减少去欺辱你的精力。”
说这话时,姜衫背后的手已从袖子里抽出一根昨夜从药堂摸来的银针,紧紧握在手里,蓄势待发。
“我不会说,”姜隶叹气,“罢了,我也不拦你了,万事小心就好。”
姜衫将银针又收了回去。
“那你,好好养伤,我还有事就不送你了。”姜衫转身。
“等等。”
又怎么了。
“何事?”姜衫回头。
“你下次要是做什么跟我有关的事,麻烦先提前说一声,我好做个心理准备。”姜隶无奈。
姜衫看向他的大腿处,点头表示同意,“好。”
但,得看情况,事急从权。
后边那句她没宣之于口。
姜衫绕出假山,这会儿光明正大地从姜府大门走了出去。
姜隶则一跃,翻过院墙,抵达了隔壁的盛府后院。
换了一身装束。
……
苏茗茶馆。
姜衫:“借我一身你穿的衣裳。”
庄能正打着算盘呢,就莫名其妙从跟前传来一句更加莫名其妙的话,而说这话的人和所说的这句话组合在一起更是莫名其妙。
庄能停了手上的动作,“你没发烧吧?还是去看看温大夫比较好,他可是这条街医术最好的了,精神方面说不定也会治。”
“我确实是病了,”姜衫抬起胳膊,委屈地指着上面已经透出来不少的血迹,一块红就赫然印在那儿。
“我这胳膊被狗咬了,随便包扎了一下,身上也没钱买新衣服,家又离得远,快疼死了,你借我一身,我好穿着赶紧去找温大夫看看。”
庄能这下才注意到,眼珠子瞪大,都快要蹦出来了,催促道:“我的天爷,走走,赶紧赶紧。”
他交代前头递盘子的小二看一下门,就带着姜衫往后屋走,那是一个大通铺,店里的伙计都睡这,隔壁就是戏班子暂住的客屋。

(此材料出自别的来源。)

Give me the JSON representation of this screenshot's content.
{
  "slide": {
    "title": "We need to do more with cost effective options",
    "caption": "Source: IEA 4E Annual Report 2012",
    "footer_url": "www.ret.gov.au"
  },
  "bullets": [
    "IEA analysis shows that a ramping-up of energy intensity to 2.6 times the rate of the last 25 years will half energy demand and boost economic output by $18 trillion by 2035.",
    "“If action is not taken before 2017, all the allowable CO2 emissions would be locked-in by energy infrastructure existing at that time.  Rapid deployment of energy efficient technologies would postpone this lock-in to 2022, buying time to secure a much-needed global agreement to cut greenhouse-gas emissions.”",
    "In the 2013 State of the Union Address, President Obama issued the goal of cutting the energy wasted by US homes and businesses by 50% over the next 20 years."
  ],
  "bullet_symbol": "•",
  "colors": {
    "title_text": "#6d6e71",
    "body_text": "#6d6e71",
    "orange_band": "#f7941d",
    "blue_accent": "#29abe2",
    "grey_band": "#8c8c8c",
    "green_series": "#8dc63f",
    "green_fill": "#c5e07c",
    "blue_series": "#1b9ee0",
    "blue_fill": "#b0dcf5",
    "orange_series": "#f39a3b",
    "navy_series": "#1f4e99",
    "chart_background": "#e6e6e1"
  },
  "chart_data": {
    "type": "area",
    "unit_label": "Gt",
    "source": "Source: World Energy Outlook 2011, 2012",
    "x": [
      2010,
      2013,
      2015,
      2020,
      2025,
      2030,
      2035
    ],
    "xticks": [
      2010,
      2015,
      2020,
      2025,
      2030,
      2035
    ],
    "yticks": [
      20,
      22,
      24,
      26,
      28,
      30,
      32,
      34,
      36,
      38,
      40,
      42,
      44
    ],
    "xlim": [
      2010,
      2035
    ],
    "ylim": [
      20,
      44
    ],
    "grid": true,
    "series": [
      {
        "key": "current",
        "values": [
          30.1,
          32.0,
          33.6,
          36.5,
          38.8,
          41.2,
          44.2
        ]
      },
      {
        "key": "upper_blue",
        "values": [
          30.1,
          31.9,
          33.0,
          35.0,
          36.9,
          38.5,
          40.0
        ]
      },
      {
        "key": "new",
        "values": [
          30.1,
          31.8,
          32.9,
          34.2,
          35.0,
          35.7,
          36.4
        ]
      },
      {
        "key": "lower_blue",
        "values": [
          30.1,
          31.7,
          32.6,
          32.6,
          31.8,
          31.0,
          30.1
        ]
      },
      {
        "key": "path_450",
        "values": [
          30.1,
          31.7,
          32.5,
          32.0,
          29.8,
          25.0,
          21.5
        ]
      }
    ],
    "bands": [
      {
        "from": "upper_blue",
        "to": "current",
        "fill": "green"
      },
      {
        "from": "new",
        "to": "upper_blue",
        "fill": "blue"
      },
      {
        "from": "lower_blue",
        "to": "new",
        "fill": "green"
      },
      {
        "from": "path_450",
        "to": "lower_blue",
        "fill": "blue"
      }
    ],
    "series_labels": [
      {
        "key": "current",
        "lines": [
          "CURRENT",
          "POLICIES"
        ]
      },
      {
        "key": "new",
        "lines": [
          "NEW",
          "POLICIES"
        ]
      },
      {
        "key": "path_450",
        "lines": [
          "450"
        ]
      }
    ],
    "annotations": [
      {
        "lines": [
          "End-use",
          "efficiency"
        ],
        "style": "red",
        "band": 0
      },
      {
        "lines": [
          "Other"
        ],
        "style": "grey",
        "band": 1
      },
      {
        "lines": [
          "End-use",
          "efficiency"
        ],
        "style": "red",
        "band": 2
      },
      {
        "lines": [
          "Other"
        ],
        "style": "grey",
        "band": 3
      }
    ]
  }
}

庄能翻箱倒柜,整出一套压箱底的,皱巴巴但看着挺新的浅绿衣衫,递给姜衫。
“你赶紧换吧,这衣服是以前唱戏那会儿的,太亮,我现在很少穿,也没啥味道。”
“谢啦。”
“跟我客气啥,你也是真倒霉,换好就从后门走吧,那条路近。”说完,他就走出去,还贴心地把门带上。